Don’t forget to to take down your gum disease decorations.
“These are serious allegations”
You never hear about anyone making hilarious allegations.
“I am out of the office. If you need immediate help please contact customer service.”
“Dude this isn’t email I’m standing in front of you.”
He said there was no spark between us, so I tazed him.

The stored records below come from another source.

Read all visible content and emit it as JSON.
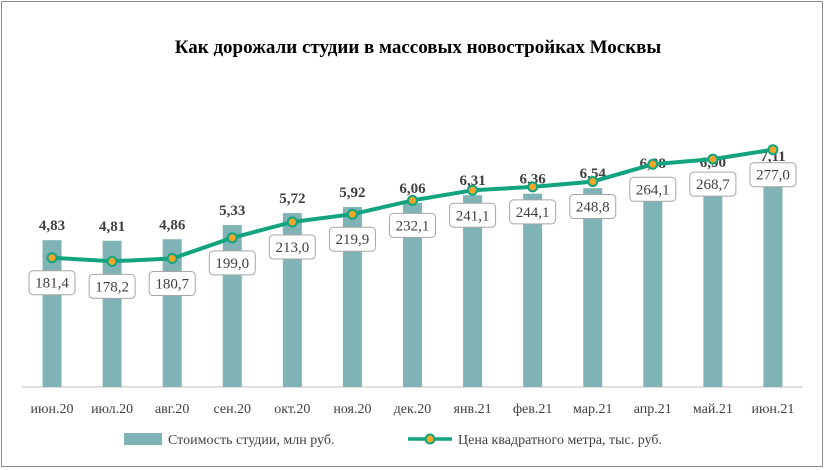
{
  "chart_data": {
    "type": "bar",
    "title": "Как дорожали студии в массовых новостройках  Москвы",
    "categories": [
      "июн.20",
      "июл.20",
      "авг.20",
      "сен.20",
      "окт.20",
      "ноя.20",
      "дек.20",
      "янв.21",
      "фев.21",
      "мар.21",
      "апр.21",
      "май.21",
      "июн.21"
    ],
    "series": [
      {
        "name": "Стоимость студии, млн руб.",
        "type": "bar",
        "color": "#7fb3b5",
        "values": [
          4.83,
          4.81,
          4.86,
          5.33,
          5.72,
          5.92,
          6.06,
          6.31,
          6.36,
          6.54,
          6.88,
          6.9,
          7.11
        ],
        "labels": [
          "4,83",
          "4,81",
          "4,86",
          "5,33",
          "5,72",
          "5,92",
          "6,06",
          "6,31",
          "6,36",
          "6,54",
          "6,88",
          "6,90",
          "7,11"
        ]
      },
      {
        "name": "Цена квадратного метра, тыс. руб.",
        "type": "line",
        "color": "#12a37f",
        "marker_color": "#f2a72b",
        "values": [
          181.4,
          178.2,
          180.7,
          199.0,
          213.0,
          219.9,
          232.1,
          241.1,
          244.1,
          248.8,
          264.1,
          268.7,
          277.0
        ],
        "labels": [
          "181,4",
          "178,2",
          "180,7",
          "199,0",
          "213,0",
          "219,9",
          "232,1",
          "241,1",
          "244,1",
          "248,8",
          "264,1",
          "268,7",
          "277,0"
        ]
      }
    ],
    "legend_position": "bottom",
    "grid": false
  }
}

I’ll ask again when he wakes up.
Grandma found out I’m single so I have roughly an hour to find a gf or Ill be getting the ‘have you thought about being a priest’ talk again
WIFE: Can you send these party invites out?
ME: Sure *throws them out window*
WIFE: Did you-
ME: If they’re meant to come, they’ll come.

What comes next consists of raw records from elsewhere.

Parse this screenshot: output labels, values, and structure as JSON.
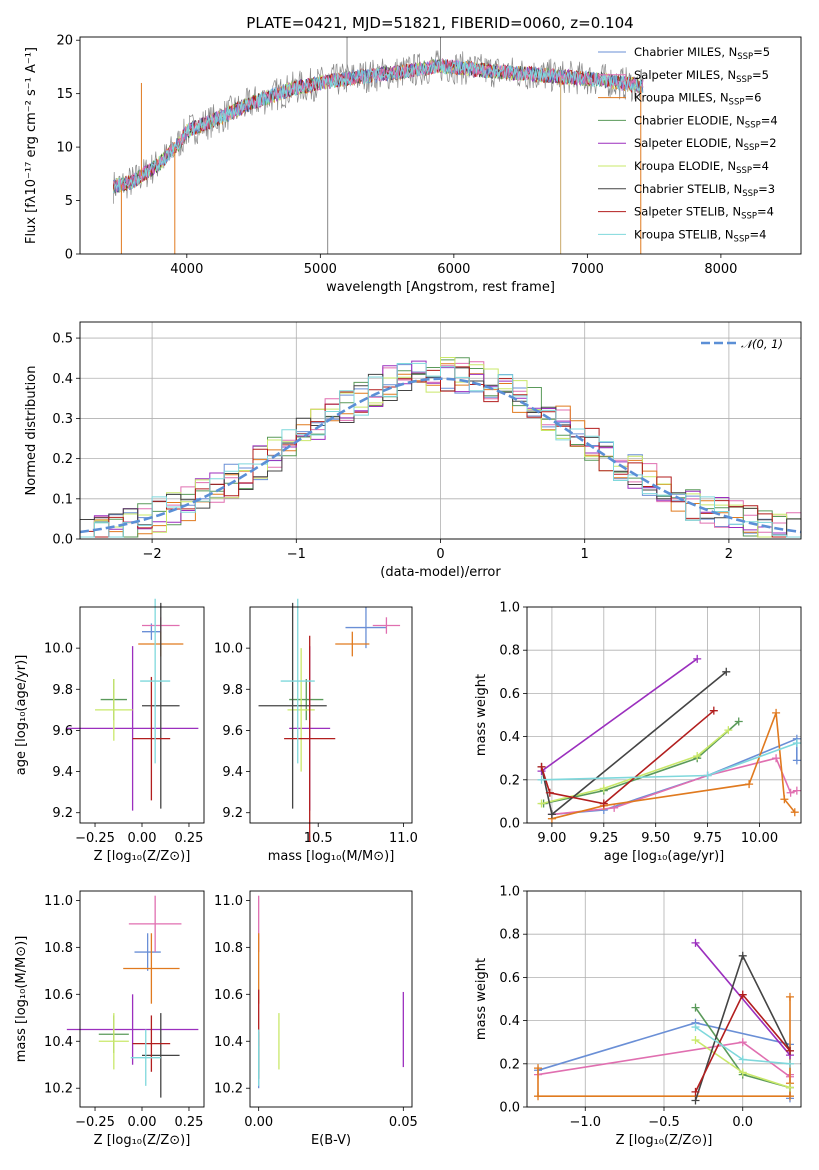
{
  "title": "PLATE=0421, MJD=51821, FIBERID=0060, z=0.104",
  "colors": {
    "Chabrier MILES": "#6a8fd6",
    "Salpeter MILES": "#e06fb0",
    "Kroupa MILES": "#e07a1f",
    "Chabrier ELODIE": "#5a9a5a",
    "Salpeter ELODIE": "#9b2fbe",
    "Kroupa ELODIE": "#c9e86a",
    "Chabrier STELIB": "#444444",
    "Salpeter STELIB": "#b21e1e",
    "Kroupa STELIB": "#7fd8dc",
    "normal": "#5b8fd6",
    "spectrum": "#888888"
  },
  "chart_data": [
    {
      "id": "spectrum",
      "type": "line",
      "xlabel": "wavelength [Angstrom, rest frame]",
      "ylabel": "Flux [fλ10⁻¹⁷ erg cm⁻² s⁻¹ A⁻¹]",
      "xlim": [
        3200,
        8600
      ],
      "ylim": [
        0,
        20.3
      ],
      "xticks": [
        "4000",
        "5000",
        "6000",
        "7000",
        "8000"
      ],
      "yticks": [
        "0",
        "5",
        "10",
        "15",
        "20"
      ],
      "grid": false,
      "legend": "right",
      "legend_entries": [
        {
          "label": "Chabrier MILES, N",
          "sub": "SSP",
          "tail": "=5"
        },
        {
          "label": "Salpeter MILES, N",
          "sub": "SSP",
          "tail": "=5"
        },
        {
          "label": "Kroupa MILES, N",
          "sub": "SSP",
          "tail": "=6"
        },
        {
          "label": "Chabrier ELODIE, N",
          "sub": "SSP",
          "tail": "=4"
        },
        {
          "label": "Salpeter ELODIE, N",
          "sub": "SSP",
          "tail": "=2"
        },
        {
          "label": "Kroupa ELODIE, N",
          "sub": "SSP",
          "tail": "=4"
        },
        {
          "label": "Chabrier STELIB, N",
          "sub": "SSP",
          "tail": "=3"
        },
        {
          "label": "Salpeter STELIB, N",
          "sub": "SSP",
          "tail": "=4"
        },
        {
          "label": "Kroupa STELIB, N",
          "sub": "SSP",
          "tail": "=4"
        }
      ],
      "continuum": {
        "x": [
          3450,
          3600,
          3800,
          3950,
          4000,
          4200,
          4500,
          4800,
          5000,
          5300,
          5600,
          5900,
          6200,
          6500,
          6800,
          7100,
          7300,
          7400
        ],
        "y": [
          6.3,
          6.8,
          8.5,
          10.5,
          11.5,
          12.5,
          14.2,
          15.5,
          16.0,
          16.6,
          17.0,
          17.6,
          17.2,
          16.9,
          16.6,
          16.3,
          15.9,
          15.7
        ]
      },
      "spikes": [
        {
          "x": 3660,
          "y": 16.0
        },
        {
          "x": 5055,
          "y": 0.0
        },
        {
          "x": 5200,
          "y": 20.3
        },
        {
          "x": 5900,
          "y": 20.3
        },
        {
          "x": 6800,
          "y": 0.0
        },
        {
          "x": 7400,
          "y": 0.0
        },
        {
          "x": 3510,
          "y": 0.0
        },
        {
          "x": 3910,
          "y": 0.0
        }
      ]
    },
    {
      "id": "residuals",
      "type": "histogram",
      "xlabel": "(data-model)/error",
      "ylabel": "Normed distribution",
      "xlim": [
        -2.5,
        2.5
      ],
      "ylim": [
        0,
        0.54
      ],
      "xticks": [
        "−2",
        "−1",
        "0",
        "1",
        "2"
      ],
      "yticks": [
        "0.0",
        "0.1",
        "0.2",
        "0.3",
        "0.4",
        "0.5"
      ],
      "grid": true,
      "legend_label": "𝒩(0, 1)",
      "bin_width": 0.1
    },
    {
      "id": "age_vs_Z",
      "type": "errorbar",
      "xlabel": "Z [log₁₀(Z/Z⊙)]",
      "ylabel": "age  [log₁₀(age/yr)]",
      "xlim": [
        -0.33,
        0.33
      ],
      "ylim": [
        9.15,
        10.2
      ],
      "xticks": [
        "−0.25",
        "0.00",
        "0.25"
      ],
      "yticks": [
        "9.2",
        "9.4",
        "9.6",
        "9.8",
        "10.0"
      ],
      "points": [
        {
          "model": "Chabrier MILES",
          "x": 0.05,
          "xerr": 0.05,
          "y": 10.08,
          "yerr": 0.04
        },
        {
          "model": "Salpeter MILES",
          "x": 0.1,
          "xerr": 0.1,
          "y": 10.11,
          "yerr": 0.04
        },
        {
          "model": "Kroupa MILES",
          "x": 0.1,
          "xerr": 0.12,
          "y": 10.02,
          "yerr": 0.06
        },
        {
          "model": "Chabrier ELODIE",
          "x": -0.15,
          "xerr": 0.07,
          "y": 9.75,
          "yerr": 0.1
        },
        {
          "model": "Salpeter ELODIE",
          "x": -0.05,
          "xerr": 0.35,
          "y": 9.61,
          "yerr": 0.4
        },
        {
          "model": "Kroupa ELODIE",
          "x": -0.15,
          "xerr": 0.1,
          "y": 9.7,
          "yerr": 0.15
        },
        {
          "model": "Chabrier STELIB",
          "x": 0.1,
          "xerr": 0.1,
          "y": 9.72,
          "yerr": 0.5
        },
        {
          "model": "Salpeter STELIB",
          "x": 0.05,
          "xerr": 0.1,
          "y": 9.56,
          "yerr": 0.3
        },
        {
          "model": "Kroupa STELIB",
          "x": 0.07,
          "xerr": 0.08,
          "y": 9.84,
          "yerr": 0.4
        }
      ]
    },
    {
      "id": "age_vs_mass",
      "type": "errorbar",
      "xlabel": "mass [log₁₀(M/M⊙)]",
      "ylabel": "",
      "xlim": [
        10.1,
        11.05
      ],
      "ylim": [
        9.15,
        10.2
      ],
      "xticks": [
        "10.5",
        "11.0"
      ],
      "yticks": [
        "9.2",
        "9.4",
        "9.6",
        "9.8",
        "10.0"
      ],
      "points": [
        {
          "model": "Chabrier MILES",
          "x": 10.78,
          "xerr": 0.12,
          "y": 10.1,
          "yerr": 0.1
        },
        {
          "model": "Salpeter MILES",
          "x": 10.9,
          "xerr": 0.08,
          "y": 10.11,
          "yerr": 0.04
        },
        {
          "model": "Kroupa MILES",
          "x": 10.7,
          "xerr": 0.1,
          "y": 10.02,
          "yerr": 0.06
        },
        {
          "model": "Chabrier ELODIE",
          "x": 10.43,
          "xerr": 0.1,
          "y": 9.75,
          "yerr": 0.1
        },
        {
          "model": "Salpeter ELODIE",
          "x": 10.45,
          "xerr": 0.12,
          "y": 9.61,
          "yerr": 0.4
        },
        {
          "model": "Kroupa ELODIE",
          "x": 10.4,
          "xerr": 0.08,
          "y": 9.7,
          "yerr": 0.3
        },
        {
          "model": "Chabrier STELIB",
          "x": 10.35,
          "xerr": 0.2,
          "y": 9.72,
          "yerr": 0.5
        },
        {
          "model": "Salpeter STELIB",
          "x": 10.45,
          "xerr": 0.15,
          "y": 9.56,
          "yerr": 0.5
        },
        {
          "model": "Kroupa STELIB",
          "x": 10.38,
          "xerr": 0.1,
          "y": 9.84,
          "yerr": 0.4
        }
      ]
    },
    {
      "id": "weight_vs_age",
      "type": "line",
      "xlabel": "age  [log₁₀(age/yr)]",
      "ylabel": "mass weight",
      "xlim": [
        8.88,
        10.2
      ],
      "ylim": [
        0,
        1
      ],
      "xticks": [
        "9.00",
        "9.25",
        "9.50",
        "9.75",
        "10.00"
      ],
      "yticks": [
        "0.0",
        "0.2",
        "0.4",
        "0.6",
        "0.8",
        "1.0"
      ],
      "grid": true,
      "series": [
        {
          "model": "Chabrier MILES",
          "x": [
            9.0,
            9.25,
            9.75,
            10.18,
            10.18
          ],
          "y": [
            0.04,
            0.06,
            0.22,
            0.39,
            0.29
          ]
        },
        {
          "model": "Salpeter MILES",
          "x": [
            9.0,
            9.3,
            9.75,
            10.08,
            10.15,
            10.18
          ],
          "y": [
            0.04,
            0.07,
            0.22,
            0.3,
            0.14,
            0.15
          ]
        },
        {
          "model": "Kroupa MILES",
          "x": [
            9.0,
            9.25,
            9.95,
            10.08,
            10.12,
            10.17
          ],
          "y": [
            0.02,
            0.08,
            0.18,
            0.51,
            0.11,
            0.05
          ]
        },
        {
          "model": "Chabrier ELODIE",
          "x": [
            8.96,
            9.25,
            9.7,
            9.9
          ],
          "y": [
            0.09,
            0.15,
            0.3,
            0.47
          ]
        },
        {
          "model": "Salpeter ELODIE",
          "x": [
            8.95,
            9.7
          ],
          "y": [
            0.24,
            0.76
          ]
        },
        {
          "model": "Kroupa ELODIE",
          "x": [
            8.95,
            9.25,
            9.7,
            9.85
          ],
          "y": [
            0.09,
            0.16,
            0.31,
            0.43
          ]
        },
        {
          "model": "Chabrier STELIB",
          "x": [
            8.95,
            9.0,
            9.84
          ],
          "y": [
            0.26,
            0.04,
            0.7
          ]
        },
        {
          "model": "Salpeter STELIB",
          "x": [
            8.95,
            8.99,
            9.25,
            9.78
          ],
          "y": [
            0.26,
            0.14,
            0.09,
            0.52
          ]
        },
        {
          "model": "Kroupa STELIB",
          "x": [
            8.95,
            9.75,
            10.18
          ],
          "y": [
            0.2,
            0.22,
            0.37
          ]
        }
      ]
    },
    {
      "id": "mass_vs_Z",
      "type": "errorbar",
      "xlabel": "Z [log₁₀(Z/Z⊙)]",
      "ylabel": "mass [log₁₀(M/M⊙)]",
      "xlim": [
        -0.33,
        0.33
      ],
      "ylim": [
        10.12,
        11.04
      ],
      "xticks": [
        "−0.25",
        "0.00",
        "0.25"
      ],
      "yticks": [
        "10.2",
        "10.4",
        "10.6",
        "10.8",
        "11.0"
      ],
      "points": [
        {
          "model": "Chabrier MILES",
          "x": 0.03,
          "xerr": 0.07,
          "y": 10.78,
          "yerr": 0.08
        },
        {
          "model": "Salpeter MILES",
          "x": 0.07,
          "xerr": 0.14,
          "y": 10.9,
          "yerr": 0.12
        },
        {
          "model": "Kroupa MILES",
          "x": 0.05,
          "xerr": 0.15,
          "y": 10.71,
          "yerr": 0.15
        },
        {
          "model": "Chabrier ELODIE",
          "x": -0.15,
          "xerr": 0.08,
          "y": 10.43,
          "yerr": 0.08
        },
        {
          "model": "Salpeter ELODIE",
          "x": -0.05,
          "xerr": 0.35,
          "y": 10.45,
          "yerr": 0.15
        },
        {
          "model": "Kroupa ELODIE",
          "x": -0.15,
          "xerr": 0.08,
          "y": 10.4,
          "yerr": 0.12
        },
        {
          "model": "Chabrier STELIB",
          "x": 0.1,
          "xerr": 0.1,
          "y": 10.34,
          "yerr": 0.18
        },
        {
          "model": "Salpeter STELIB",
          "x": 0.05,
          "xerr": 0.1,
          "y": 10.39,
          "yerr": 0.12
        },
        {
          "model": "Kroupa STELIB",
          "x": 0.02,
          "xerr": 0.08,
          "y": 10.33,
          "yerr": 0.12
        }
      ]
    },
    {
      "id": "mass_vs_ebv",
      "type": "errorbar",
      "xlabel": "E(B-V)",
      "ylabel": "",
      "xlim": [
        -0.003,
        0.053
      ],
      "ylim": [
        10.12,
        11.04
      ],
      "xticks": [
        "0.00",
        "0.05"
      ],
      "yticks": [
        "10.2",
        "10.4",
        "10.6",
        "10.8",
        "11.0"
      ],
      "points": [
        {
          "model": "Chabrier MILES",
          "x": 0.0,
          "xerr": 0,
          "y": 10.3,
          "yerr": 0.1
        },
        {
          "model": "Salpeter MILES",
          "x": 0.0,
          "xerr": 0,
          "y": 10.9,
          "yerr": 0.12
        },
        {
          "model": "Kroupa MILES",
          "x": 0.0,
          "xerr": 0,
          "y": 10.71,
          "yerr": 0.15
        },
        {
          "model": "Chabrier ELODIE",
          "x": 0.0,
          "xerr": 0,
          "y": 10.35,
          "yerr": 0.08
        },
        {
          "model": "Salpeter ELODIE",
          "x": 0.05,
          "xerr": 0,
          "y": 10.45,
          "yerr": 0.16
        },
        {
          "model": "Kroupa ELODIE",
          "x": 0.007,
          "xerr": 0,
          "y": 10.4,
          "yerr": 0.12
        },
        {
          "model": "Chabrier STELIB",
          "x": 0.0,
          "xerr": 0,
          "y": 10.34,
          "yerr": 0.1
        },
        {
          "model": "Salpeter STELIB",
          "x": 0.0,
          "xerr": 0,
          "y": 10.5,
          "yerr": 0.12
        },
        {
          "model": "Kroupa STELIB",
          "x": 0.0,
          "xerr": 0,
          "y": 10.33,
          "yerr": 0.12
        }
      ]
    },
    {
      "id": "weight_vs_Z",
      "type": "line",
      "xlabel": "Z [log₁₀(Z/Z⊙)]",
      "ylabel": "mass weight",
      "xlim": [
        -1.37,
        0.37
      ],
      "ylim": [
        0,
        1
      ],
      "xticks": [
        "−1.0",
        "−0.5",
        "0.0"
      ],
      "yticks": [
        "0.0",
        "0.2",
        "0.4",
        "0.6",
        "0.8",
        "1.0"
      ],
      "grid": true,
      "series": [
        {
          "model": "Chabrier MILES",
          "x": [
            -1.3,
            -0.3,
            0.3,
            0.3
          ],
          "y": [
            0.17,
            0.39,
            0.29,
            0.04
          ]
        },
        {
          "model": "Salpeter MILES",
          "x": [
            -1.3,
            0.0,
            0.3,
            0.3
          ],
          "y": [
            0.15,
            0.3,
            0.14,
            0.15
          ]
        },
        {
          "model": "Kroupa MILES",
          "x": [
            -1.3,
            -1.3,
            0.3,
            0.3,
            0.3
          ],
          "y": [
            0.18,
            0.05,
            0.05,
            0.51,
            0.11
          ]
        },
        {
          "model": "Chabrier ELODIE",
          "x": [
            -0.3,
            0.0,
            0.3
          ],
          "y": [
            0.46,
            0.15,
            0.09
          ]
        },
        {
          "model": "Salpeter ELODIE",
          "x": [
            -0.3,
            0.3
          ],
          "y": [
            0.76,
            0.24
          ]
        },
        {
          "model": "Kroupa ELODIE",
          "x": [
            -0.3,
            0.0,
            0.3
          ],
          "y": [
            0.31,
            0.16,
            0.09
          ]
        },
        {
          "model": "Chabrier STELIB",
          "x": [
            -0.3,
            0.0,
            0.3
          ],
          "y": [
            0.03,
            0.7,
            0.26
          ]
        },
        {
          "model": "Salpeter STELIB",
          "x": [
            -0.3,
            0.0,
            0.3
          ],
          "y": [
            0.07,
            0.52,
            0.26
          ]
        },
        {
          "model": "Kroupa STELIB",
          "x": [
            -0.3,
            0.0,
            0.3
          ],
          "y": [
            0.37,
            0.22,
            0.2
          ]
        }
      ]
    }
  ]
}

Next time someone falls asleep next to me on a plane they are going to wake up to me holding their hand and lovingly gazing into their eyes asking “What are we???”
Doctor: I’m sorry but you’re not healthy enough for sex
Me: Hey man I have not been your patient for 3 years can you please stop calling me
When I hear “This call is being monitored for quality assurance” I think “Cool, let’s see how bad this person wants their job.”
I’m like American Cheese.
Krafty and oh so single.
Also terrible for you.
Me (young, foolish): refrigerator may I have a few ice cubes?

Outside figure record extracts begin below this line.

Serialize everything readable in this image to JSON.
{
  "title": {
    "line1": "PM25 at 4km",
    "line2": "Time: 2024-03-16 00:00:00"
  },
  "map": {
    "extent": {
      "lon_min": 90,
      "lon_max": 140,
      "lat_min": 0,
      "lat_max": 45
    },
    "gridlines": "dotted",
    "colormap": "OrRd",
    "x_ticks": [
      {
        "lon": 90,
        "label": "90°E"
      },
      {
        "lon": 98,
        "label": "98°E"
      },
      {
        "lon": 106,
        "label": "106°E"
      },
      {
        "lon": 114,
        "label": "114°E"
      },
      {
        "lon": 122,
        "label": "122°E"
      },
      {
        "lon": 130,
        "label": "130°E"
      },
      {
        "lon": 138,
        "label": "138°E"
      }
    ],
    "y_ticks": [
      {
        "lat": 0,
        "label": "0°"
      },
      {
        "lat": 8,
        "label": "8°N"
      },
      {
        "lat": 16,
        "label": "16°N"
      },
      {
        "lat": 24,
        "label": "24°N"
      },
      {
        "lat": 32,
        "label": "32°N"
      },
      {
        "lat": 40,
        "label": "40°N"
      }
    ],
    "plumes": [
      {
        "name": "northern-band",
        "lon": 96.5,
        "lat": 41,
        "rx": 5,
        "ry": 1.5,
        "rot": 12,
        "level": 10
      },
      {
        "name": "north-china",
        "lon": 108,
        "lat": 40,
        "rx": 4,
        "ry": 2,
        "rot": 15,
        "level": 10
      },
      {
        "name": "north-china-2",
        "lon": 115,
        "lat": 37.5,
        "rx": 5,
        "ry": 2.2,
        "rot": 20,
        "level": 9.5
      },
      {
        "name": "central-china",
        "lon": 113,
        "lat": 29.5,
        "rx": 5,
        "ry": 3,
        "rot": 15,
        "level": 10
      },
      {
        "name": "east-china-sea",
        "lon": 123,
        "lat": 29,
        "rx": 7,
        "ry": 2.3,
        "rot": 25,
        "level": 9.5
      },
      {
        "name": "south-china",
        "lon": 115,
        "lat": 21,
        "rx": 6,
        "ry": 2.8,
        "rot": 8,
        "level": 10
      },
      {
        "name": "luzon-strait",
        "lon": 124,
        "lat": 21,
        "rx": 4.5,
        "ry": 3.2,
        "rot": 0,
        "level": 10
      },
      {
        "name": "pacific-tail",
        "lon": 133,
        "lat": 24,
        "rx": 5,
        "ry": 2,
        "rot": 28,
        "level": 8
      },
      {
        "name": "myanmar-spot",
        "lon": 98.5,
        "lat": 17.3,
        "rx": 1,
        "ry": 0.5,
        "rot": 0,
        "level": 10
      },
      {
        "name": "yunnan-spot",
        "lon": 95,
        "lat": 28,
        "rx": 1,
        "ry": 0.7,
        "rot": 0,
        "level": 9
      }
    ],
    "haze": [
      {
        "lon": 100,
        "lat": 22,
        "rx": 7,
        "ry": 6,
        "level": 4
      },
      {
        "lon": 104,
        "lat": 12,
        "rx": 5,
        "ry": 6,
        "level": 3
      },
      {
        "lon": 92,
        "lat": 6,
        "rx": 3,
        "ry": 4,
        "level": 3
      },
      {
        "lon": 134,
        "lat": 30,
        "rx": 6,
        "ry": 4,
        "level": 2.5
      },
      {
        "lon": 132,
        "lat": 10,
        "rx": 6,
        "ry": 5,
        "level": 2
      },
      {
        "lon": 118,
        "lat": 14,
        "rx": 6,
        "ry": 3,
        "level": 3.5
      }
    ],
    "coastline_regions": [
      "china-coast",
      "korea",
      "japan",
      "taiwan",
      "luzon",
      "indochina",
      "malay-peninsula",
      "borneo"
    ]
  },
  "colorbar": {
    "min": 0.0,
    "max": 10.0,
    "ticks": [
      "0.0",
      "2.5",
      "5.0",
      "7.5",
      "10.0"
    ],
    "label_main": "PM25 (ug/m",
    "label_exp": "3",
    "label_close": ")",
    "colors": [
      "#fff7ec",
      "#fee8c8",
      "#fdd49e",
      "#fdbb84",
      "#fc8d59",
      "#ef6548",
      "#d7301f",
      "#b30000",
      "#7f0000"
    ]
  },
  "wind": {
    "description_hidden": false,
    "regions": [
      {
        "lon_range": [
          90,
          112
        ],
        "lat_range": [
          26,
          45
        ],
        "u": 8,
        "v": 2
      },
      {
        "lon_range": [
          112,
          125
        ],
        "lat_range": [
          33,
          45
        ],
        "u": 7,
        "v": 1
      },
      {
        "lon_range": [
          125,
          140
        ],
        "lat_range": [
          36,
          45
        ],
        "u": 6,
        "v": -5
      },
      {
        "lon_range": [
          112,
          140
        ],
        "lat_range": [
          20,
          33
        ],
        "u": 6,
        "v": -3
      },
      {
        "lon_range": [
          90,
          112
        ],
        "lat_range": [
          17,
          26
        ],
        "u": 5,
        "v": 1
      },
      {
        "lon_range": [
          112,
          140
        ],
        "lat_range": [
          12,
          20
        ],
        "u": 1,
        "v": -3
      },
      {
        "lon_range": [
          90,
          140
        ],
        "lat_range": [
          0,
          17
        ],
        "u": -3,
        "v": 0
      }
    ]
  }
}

Refrigerator (old, wise): one or one-thousand, there is no few
Kidnapper: [on phone] we have your son.
Wife: actually I’m holding my son.
Kidnapper: [getting frustrated] then who the heck just asked for chocolate milk with a straw and made us cut the crust off his PB&J?
Wife: oh god.
Kidnapper: what?
Wife. you have my husband.
god: you have outlived your purpose
dinosaurs: give us another chance
god: fine
dinosaur chicken nuggets: not like this
me: everything has bluetooth these days
dentist: no ya that’s not normal
Millennials hate visitors but love having the most advanced doorbell money can buy.
This is no longer winter this is harassment
Her: undress me with your words
Me: ummm… There’s a spider in your panties?
Angel: how will humans start out?
God: small and helpless
Angel: how will they end up?
God: big and helpless
Angel: in between?
God: totally clueless
Angel: what is your deal man?
If the horse track doesn’t open back up soon, I’m gonna lose the only math I remember.
my car is dead & i saw a dead spider under the hood so like, do i need a new spider? i dont know a lot about how cars work
What religious people say: “I have you in my prayers.”
What non-religious people hear: “I’m trying to raise Aquaman on this cat radio.”
oh you like road-trips? name every road then
My wife does this cute thing. She sets her alarm clock an hour before she has to get up and then hits snooze 27 times. It’s so adorable.
JLo and Ben Affleck are back together, Lindsay Lohan is starring in a new movie, and I’m living in my parents house. Hello 2004
When I get off this leash it’s over for you birches
-my dog
No YOU tried to pet the albino skunk that wandered up from the woods.
Related: Never go outside w/out contacts and YES I need a shower.
absolutely pissing myself over this police chase in LA. man running from police. going over 100mph. but still religiously using his blinker
What a website
Would the person who has been writing my horoscope please lighten up.